他撕开封口,里面除了几封信纸,大部分都是打印出来的英文资料。
他先抽出信纸。
是韩蕊的笔迹,清秀有力。
信里简单说了她在SGI的实习情况,没有提太多技术细节,只是说一切顺利,学到了很多东西,让她对计算机的世界有了全新的认知。
信的末尾,她写道:
“哥,我把我最近学习和接触到的一些资料摘要复印了给你,里面有些概念非常超前,也许对你有用。
尤其是关于处理器架构的部分,我画了一张草图,希望能让你更直观地理解。”
韩栋放下信纸,拿起了那叠资料。
最上面的一张,就是韩蕊手绘的图。
一张A4纸,用铅笔和直尺画得工工整整。
一个清晰的处理器架构框图,上面标注着MIPS。
指令缓存、数据缓存、整数单元、浮点单元、寄存器堆……
各个模块的布局和连接关系,被清晰地勾勒出来。
几条关键的数据通路和控制流,用不同颜色的笔做了标记。
图纸的旁边,还有韩蕊做的注解。
“五级流水线:取指、译码、执行、访存、写回。”
“所有指令定长32位,简化译码。”
“Load/Store架构,只有加载和存储指令可以访问内存。”
韩栋的手指,在那张图纸上缓缓划过。
他的动作很慢,很仔细。
就是这个。
他脑中瞬间浮现出陆先进他们实验室里,那几台不堪重负的长城0520。
浮现出刘涛那张因为数据处理而愁眉不展的脸。
材料科学的进步,在达到某个临界点后,就不再是坩埚和炉火的游戏。
而是变成了计算和数据的战争。
上百种元素配比,上千种工艺曲线,组合出的可能性是一个天文数字。
靠人力去试错,无异于大海捞针。
必须要有强大的计算工具,去模拟,去筛选,去预测。
而这台计算工具的心脏,就是高性能的处理器。
眼前的这张MIPS架构图,就是通往那颗心脏的地图。
他继续往下翻。
是一叠厚厚的打印资料,大部分是学术会议的论文摘要,还有一些技术手册的片段。
《基于几何引擎的实时图形渲染管线》
《UNIX内核中的进程调度优化》
《面向RISC架构的C语言编译器后端设计》
这些标题,每一个都精准地指向了当前计算机技术的最前沿。
韩栋能想象出,韩蕊在SGI实习时,是如何如饥似渴地学习这些知识,然后小心翼翼地挑选出她认为最重要的部分,复印下来,跨越重洋寄给他。

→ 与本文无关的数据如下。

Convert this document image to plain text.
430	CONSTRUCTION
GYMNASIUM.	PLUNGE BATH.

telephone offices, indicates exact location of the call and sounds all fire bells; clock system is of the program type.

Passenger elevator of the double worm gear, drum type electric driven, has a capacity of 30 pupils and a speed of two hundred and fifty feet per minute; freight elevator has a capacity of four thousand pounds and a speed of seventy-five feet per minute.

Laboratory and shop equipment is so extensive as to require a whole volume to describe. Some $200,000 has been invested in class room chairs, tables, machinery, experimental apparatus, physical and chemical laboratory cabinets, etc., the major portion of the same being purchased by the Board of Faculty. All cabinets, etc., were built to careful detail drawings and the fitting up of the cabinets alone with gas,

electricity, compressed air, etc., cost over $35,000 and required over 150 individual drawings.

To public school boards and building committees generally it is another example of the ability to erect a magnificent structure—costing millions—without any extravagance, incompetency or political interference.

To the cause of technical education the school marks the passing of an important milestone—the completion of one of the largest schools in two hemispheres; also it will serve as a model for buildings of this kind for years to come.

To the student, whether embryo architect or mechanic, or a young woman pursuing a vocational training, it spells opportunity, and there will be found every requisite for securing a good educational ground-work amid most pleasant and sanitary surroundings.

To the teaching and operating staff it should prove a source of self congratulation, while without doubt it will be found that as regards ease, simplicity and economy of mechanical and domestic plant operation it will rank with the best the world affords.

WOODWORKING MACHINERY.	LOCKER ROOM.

他的手指在纸页间翻动,速度不快,但每一篇摘要的内容,都被他迅速摄入脑中,并与自己来自未来的知识体系进行比对和印证。
突然,他的手指停住了。
那是一篇来自加州大学伯克利分校的论文摘要。
标题很普通,《一种模块化指令集架构的探索》。
但摘要正文里的一个词,让韩栋的呼吸停顿了一瞬。
RISC-V。
他把那张纸抽了出来,拿到眼前。
黑色的、打印出来的铅字,清晰无误。
RISC-V!
韩栋靠在椅背上,办公室里很安静,他能听到自己的心跳声。
这不可能!
他的脑子里第一时间冒出这个念头。
MIPS,他能理解。
作为八十年代初RISC理念的集大成者和商业化的先驱,它出现在这个时间点,是符合历史进程的。
韩蕊在SGI能接触到它,也是顺理成章。
但RISC-V不应该。
在他的记忆中,这个项目诞生于2010年的伯克利。
它不是某一个具体的芯片型号,而是一个开放、免费、自由的指令集标准。
它的出现,是为了打破英特尔x86和ARM架构的垄断,让全世界任何一个公司、甚至个人,都能够自由地设计属于自己的处理器。
它是开源精神在硬件领域的终极体现。
而现在是1985年!
这个本该在二十多年后才出现的幽灵,竟然以这样一种方式,出现在了一篇八十年代的学术论文摘要里!
韩栋反复看着那篇摘要。
作者是戴维·帕特森和他的几个学生。
这个名字没有错,正是后世RISC概念的提出者之一,也是RISC-V项目的领导者。
摘要里阐述了一种全新的设计哲学:
将基础指令集做得极小,只包含最核心的几十条指令。
然后,通过模块化的扩展指令集,来满足不同的应用需求。
比如,需要进行大量整数乘除法,就加载整数乘除法扩展,需要浮点运算,就加载浮点扩展。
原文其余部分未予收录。